Travelling around Guildford
Guildford is a large town located in Surrey, in the south-east of England. It is just 30 miles to the south of the centre of London, but has an atmosphere and personality all of its own.
Despite being officially a town, Guildford boasts the amenities and facilities of many cities and is far more than just another suburb of the capital.
The High Street is still cobbled and lined on both sides by architecturally fascinating buildings, some of which are hundreds of years old. If you really want to get to know the place well, perhaps the best option is to take one of the regular guided walking tours, which will point out buildings like the 17th-century Abbot’s Hospital, and can be booked through the tourist information centre.

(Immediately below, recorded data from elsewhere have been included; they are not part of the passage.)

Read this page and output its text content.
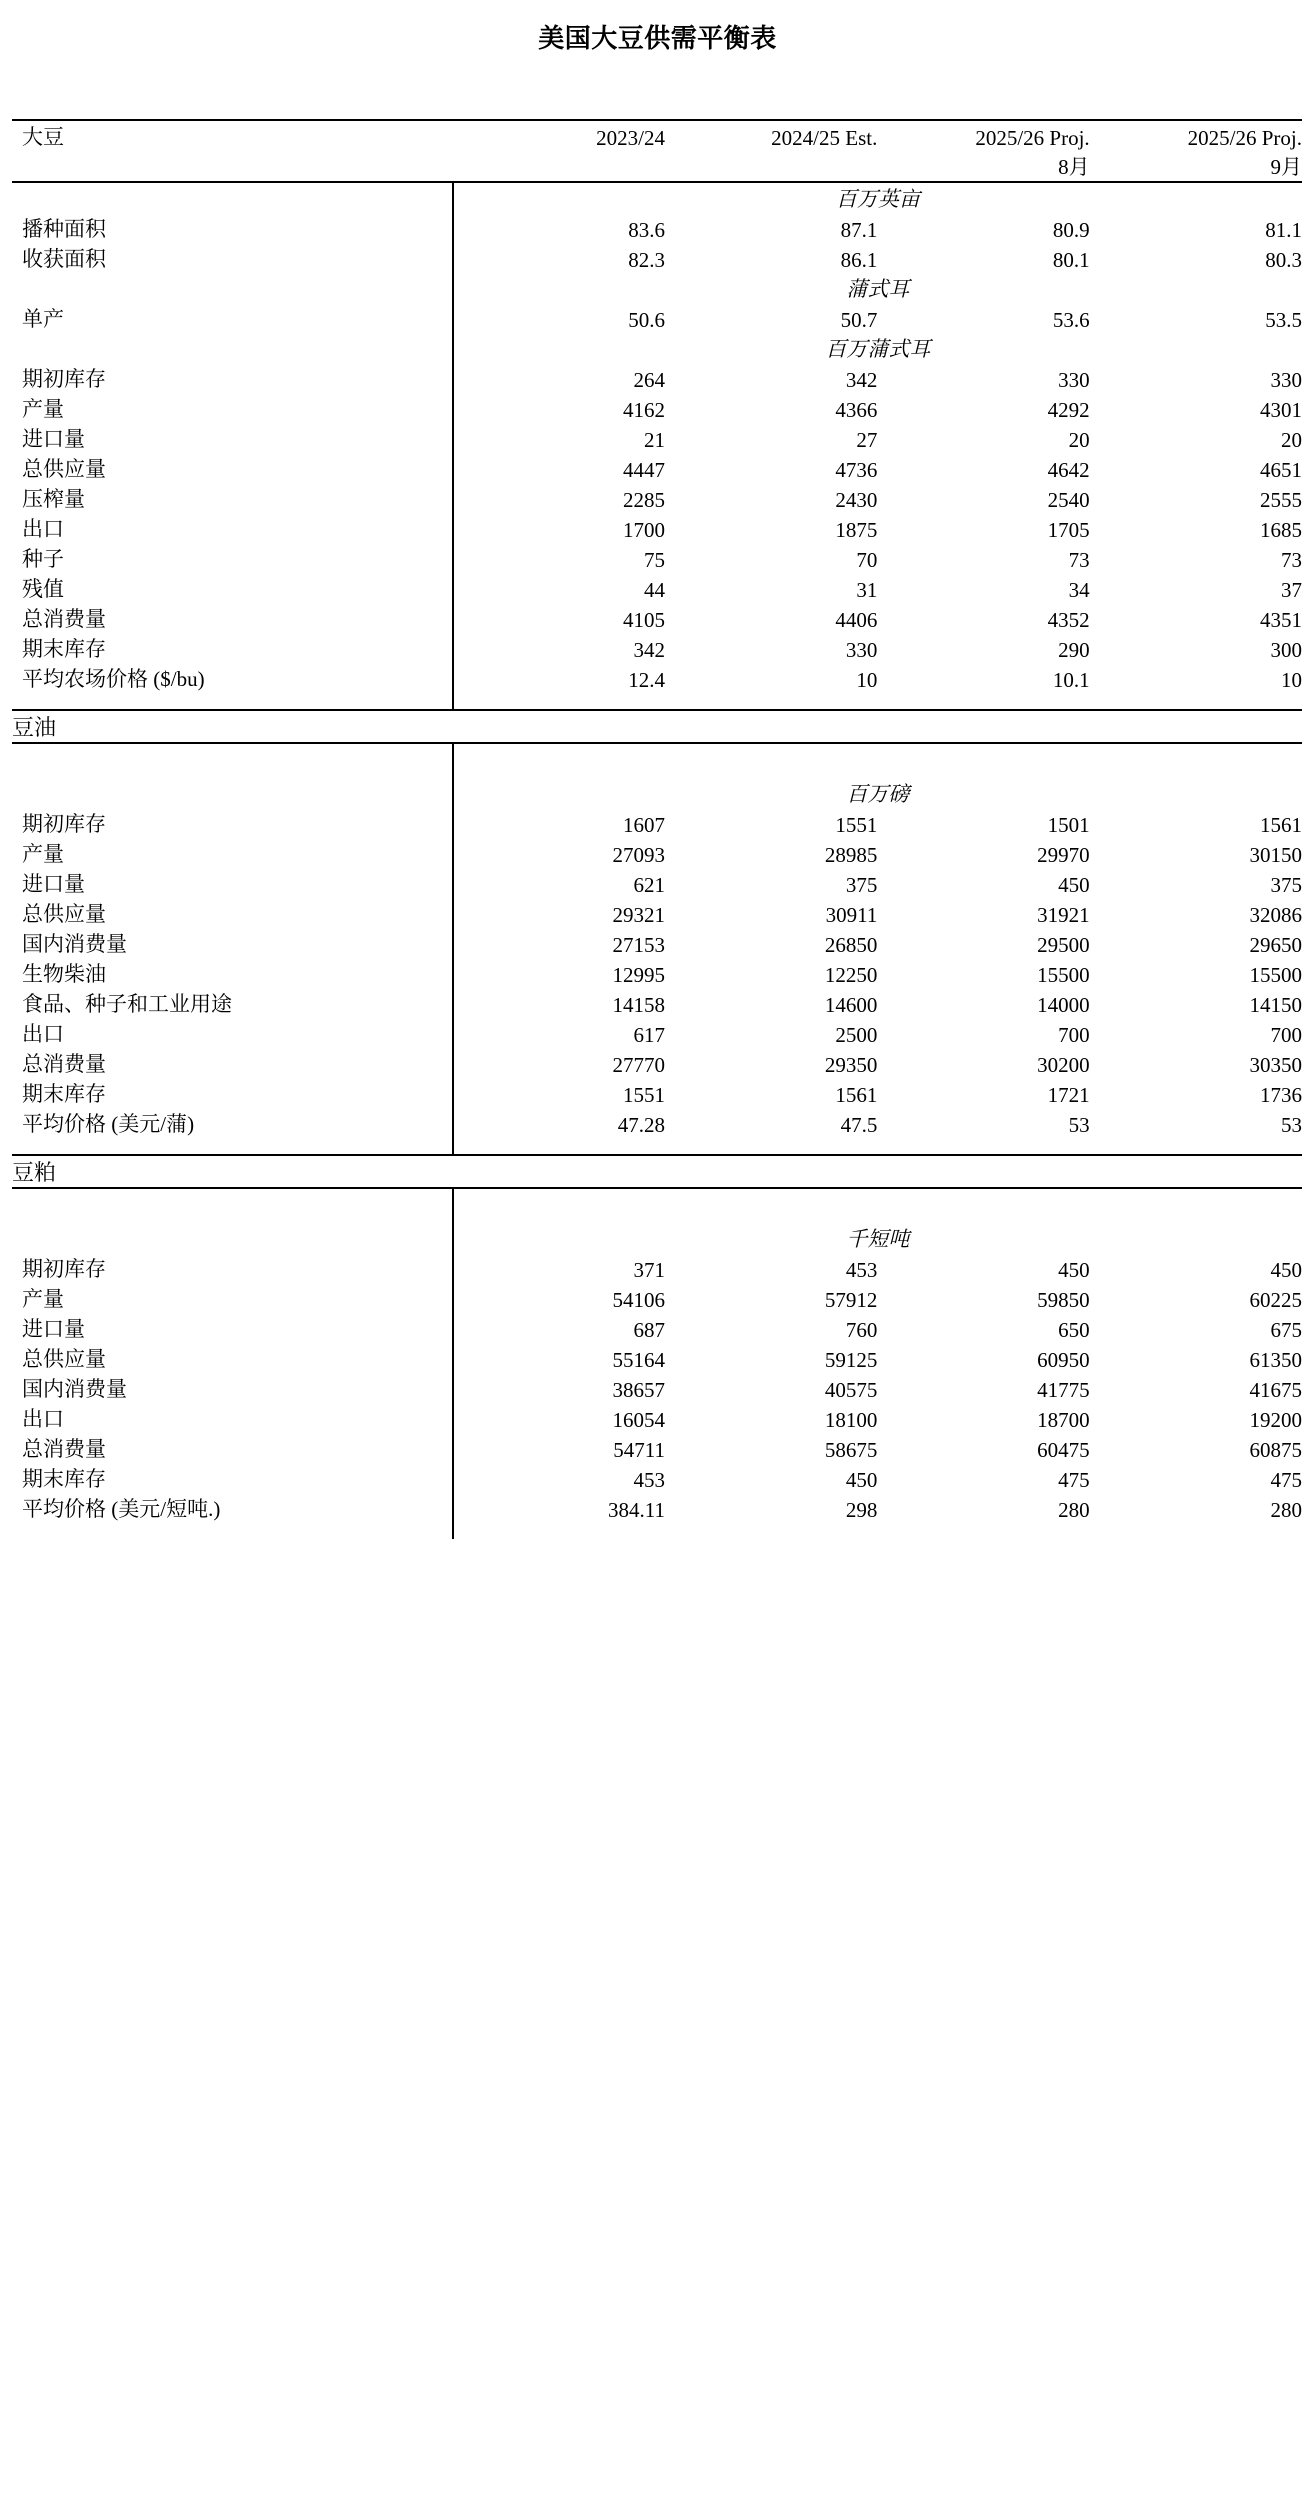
美国大豆供需平衡表

大豆	2023/24	2024/25 Est.	2025/26 Proj.	2025/26 Proj.
			8月	9月

	百万英亩			
播种面积	83.6	87.1	80.9	81.1
收获面积	82.3	86.1	80.1	80.3
	蒲式耳			
单产	50.6	50.7	53.6	53.5
	百万蒲式耳			
期初库存	264	342	330	330
产量	4162	4366	4292	4301
进口量	21	27	20	20
总供应量	4447	4736	4642	4651
压榨量	2285	2430	2540	2555
出口	1700	1875	1705	1685
种子	75	70	73	73
残值	44	31	34	37
总消费量	4105	4406	4352	4351
期末库存	342	330	290	300
平均农场价格 ($/bu)	12.4	10	10.1	10

豆油				

	百万磅			
期初库存	1607	1551	1501	1561
产量	27093	28985	29970	30150
进口量	621	375	450	375
总供应量	29321	30911	31921	32086
国内消费量	27153	26850	29500	29650
生物柴油	12995	12250	15500	15500
食品、种子和工业用途	14158	14600	14000	14150
出口	617	2500	700	700
总消费量	27770	29350	30200	30350
期末库存	1551	1561	1721	1736
平均价格 (美元/蒲)	47.28	47.5	53	53

豆粕				

	千短吨			
期初库存	371	453	450	450
产量	54106	57912	59850	60225
进口量	687	760	650	675
总供应量	55164	59125	60950	61350
国内消费量	38657	40575	41775	41675
出口	16054	18100	18700	19200
总消费量	54711	58675	60475	60875
期末库存	453	450	475	475
平均价格 (美元/短吨.)	384.11	298	280	280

Guildford is well served by the A3 trunk road which runs directly from Portsmouth to central London. Arriva buses provide transport around the town itself to places like Bramley, Onslow Village and Bellfields, and further on to Cranleigh, Horsham, Woking and Camberley.
Guildford came into being during the Saxon era, shortly after the Romans left Britain. It first rose to prosperity thanks to its convenience as a stopping off point halfway between the docks of Portsmouth and London. Travellers would stop at inns in Guildford – such as The Lion and The Angel – to change horses, rest for the night or take on some refreshments.
This fell away following the advent of rail travel, but the 20th century saw Guildford rise again as a convenient place from which to commute to work in the centre of London. Today, it is seen as the economic powerhouse of West Surrey and home to the University of Surrey.